Recently, numerous other diagnostic tools have been identified, in addition to CPET (also called “complex CPET” [6]), to provide additional clinical and pathophysiological data that could be used in patients undergoing transcatheter valve procedures [6]. Non-invasive CO measurement has been proposed, and two approaches during the exercise are the most recognized: the Physioflow technique and the inert gas rebreathing technique. The former is based on thoracic bioimpedance measurements and the latter utilizes a blood-soluble and a blood-insoluble inert gas. The concentration of the blood-soluble gas drops during rebreathing at a rate related to the pulmonary blood flow, while the insoluble gas establishes the lung volume [6, 44, 45]. Both tools allow VO₂ to be split into its two components, CO and $\mathrm{\Delta }$C(a-v)O₂, according to the Fick principle. Therefore, by separating the cardiac and peripheral roles, it is possible to explain the cause of VO₂ limitation [6, 45].

Furthermore, near-infrared spectroscopy quantitatively evaluates oxygenated and deoxygenated hemoglobin [46], thereby representing a promising tool for better understanding the role of O₂ delivery to the working muscle and its use [6, 47]. Arterial blood sampling has a well-defined clinical role in evaluating the ratio of death to tidal volume during the exercise, because it can only be reliably assessed by directly measuring arterial CO₂ partial pressure [48]. Vignati et al. [35] suggested that the restriction of the assessment to VO₂ only does not allow an accurate evaluation of the impact of therapeutic interventions, such as TEER, cardiac resynchronization therapy, or training, because of the significant change in blood flow delivery during the exercise [36, 49]. Thus, all the aforementioned techniques can be combined with CPET in patients with VHD to better define the pathophysiology of exercise in this setting.
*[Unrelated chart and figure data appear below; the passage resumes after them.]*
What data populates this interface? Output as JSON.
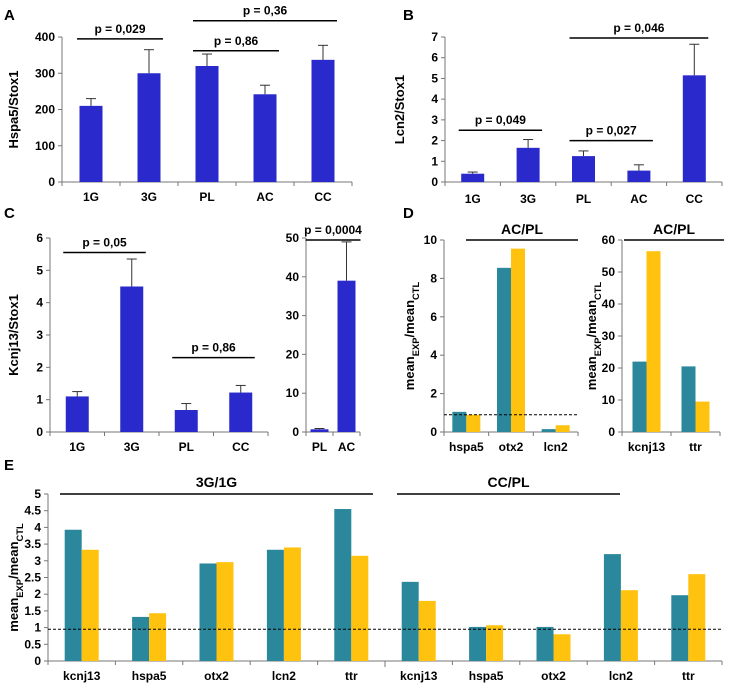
{
  "colors": {
    "blue": "#2a2acc",
    "teal": "#2b879b",
    "gold": "#ffc20e"
  },
  "chart_data": [
    {
      "id": "A",
      "type": "bar",
      "panel_label": "A",
      "ylabel": "Hspa5/Stox1",
      "ylim": [
        0,
        400
      ],
      "yticks": [
        "0",
        "100",
        "200",
        "300",
        "400"
      ],
      "categories": [
        "1G",
        "3G",
        "PL",
        "AC",
        "CC"
      ],
      "values": [
        210,
        300,
        320,
        242,
        337
      ],
      "errors": [
        20,
        65,
        33,
        25,
        40
      ],
      "comparisons": [
        {
          "from": 0,
          "to": 1,
          "label": "p = 0,029",
          "y": 395
        },
        {
          "from": 2,
          "to": 3,
          "label": "p = 0,86",
          "y": 362
        },
        {
          "from": 2,
          "to": 4,
          "label": "p = 0,36",
          "y": 445
        }
      ]
    },
    {
      "id": "B",
      "type": "bar",
      "panel_label": "B",
      "ylabel": "Lcn2/Stox1",
      "ylim": [
        0,
        7
      ],
      "yticks": [
        "0",
        "1",
        "2",
        "3",
        "4",
        "5",
        "6",
        "7"
      ],
      "categories": [
        "1G",
        "3G",
        "PL",
        "AC",
        "CC"
      ],
      "values": [
        0.4,
        1.65,
        1.25,
        0.55,
        5.15
      ],
      "errors": [
        0.08,
        0.4,
        0.25,
        0.28,
        1.5
      ],
      "comparisons": [
        {
          "from": 0,
          "to": 1,
          "label": "p = 0,049",
          "y": 2.5
        },
        {
          "from": 2,
          "to": 3,
          "label": "p = 0,027",
          "y": 2.0
        },
        {
          "from": 2,
          "to": 4,
          "label": "p = 0,046",
          "y": 6.95
        }
      ]
    },
    {
      "id": "C1",
      "type": "bar",
      "panel_label": "C",
      "ylabel": "Kcnj13/Stox1",
      "ylim": [
        0,
        6
      ],
      "yticks": [
        "0",
        "1",
        "2",
        "3",
        "4",
        "5",
        "6"
      ],
      "categories": [
        "1G",
        "3G",
        "PL",
        "CC"
      ],
      "values": [
        1.1,
        4.5,
        0.68,
        1.22
      ],
      "errors": [
        0.15,
        0.85,
        0.2,
        0.22
      ],
      "comparisons": [
        {
          "from": 0,
          "to": 1,
          "label": "p = 0,05",
          "y": 5.55
        },
        {
          "from": 2,
          "to": 3,
          "label": "p = 0,86",
          "y": 2.3
        }
      ]
    },
    {
      "id": "C2",
      "type": "bar",
      "ylim": [
        0,
        50
      ],
      "yticks": [
        "0",
        "10",
        "20",
        "30",
        "40",
        "50"
      ],
      "categories": [
        "PL",
        "AC"
      ],
      "values": [
        0.7,
        39
      ],
      "errors": [
        0.2,
        10
      ],
      "comparisons": [
        {
          "from": 0,
          "to": 1,
          "label": "p = 0,0004",
          "y": 49.5
        }
      ]
    },
    {
      "id": "D1",
      "type": "bar",
      "panel_label": "D",
      "ylabel": "meanEXP/meanCTL",
      "ylim": [
        0,
        10
      ],
      "yticks": [
        "0",
        "2",
        "4",
        "6",
        "8",
        "10"
      ],
      "group_title": "AC/PL",
      "categories": [
        "hspa5",
        "otx2",
        "lcn2"
      ],
      "series": [
        {
          "name": "teal",
          "values": [
            1.05,
            8.55,
            0.15
          ]
        },
        {
          "name": "gold",
          "values": [
            0.9,
            9.55,
            0.35
          ]
        }
      ],
      "reference_line": 0.9
    },
    {
      "id": "D2",
      "type": "bar",
      "ylabel": "meanEXP/meanCTL",
      "ylim": [
        0,
        60
      ],
      "yticks": [
        "0",
        "10",
        "20",
        "30",
        "40",
        "50",
        "60"
      ],
      "group_title": "AC/PL",
      "categories": [
        "kcnj13",
        "ttr"
      ],
      "series": [
        {
          "name": "teal",
          "values": [
            22,
            20.5
          ]
        },
        {
          "name": "gold",
          "values": [
            56.5,
            9.5
          ]
        }
      ]
    },
    {
      "id": "E",
      "type": "bar",
      "panel_label": "E",
      "ylabel": "meanEXP/meanCTL",
      "ylim": [
        0,
        5
      ],
      "yticks": [
        "0",
        "0.5",
        "1",
        "1.5",
        "2",
        "2.5",
        "3",
        "3.5",
        "4",
        "4.5",
        "5"
      ],
      "group_titles": [
        "3G/1G",
        "CC/PL"
      ],
      "categories": [
        "kcnj13",
        "hspa5",
        "otx2",
        "lcn2",
        "ttr",
        "kcnj13",
        "hspa5",
        "otx2",
        "lcn2",
        "ttr"
      ],
      "series": [
        {
          "name": "teal",
          "values": [
            3.93,
            1.32,
            2.92,
            3.33,
            4.55,
            2.37,
            1.02,
            1.02,
            3.2,
            1.97
          ]
        },
        {
          "name": "gold",
          "values": [
            3.33,
            1.43,
            2.96,
            3.4,
            3.15,
            1.8,
            1.07,
            0.8,
            2.12,
            2.6
          ]
        }
      ],
      "reference_line": 0.95
    }
  ]
}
Although limited by the small number of patients enrolled in the studies and the lack of powered randomized trials, transcatheter valve procedures appear to be associated with improved cardiopulmonary performance. In this setting, detecting such functional improvement may be clinically significant and have a prognostic relevance. Given its objective, specific, and unique information, CPET can emerge as a promising tool for addressing this issue.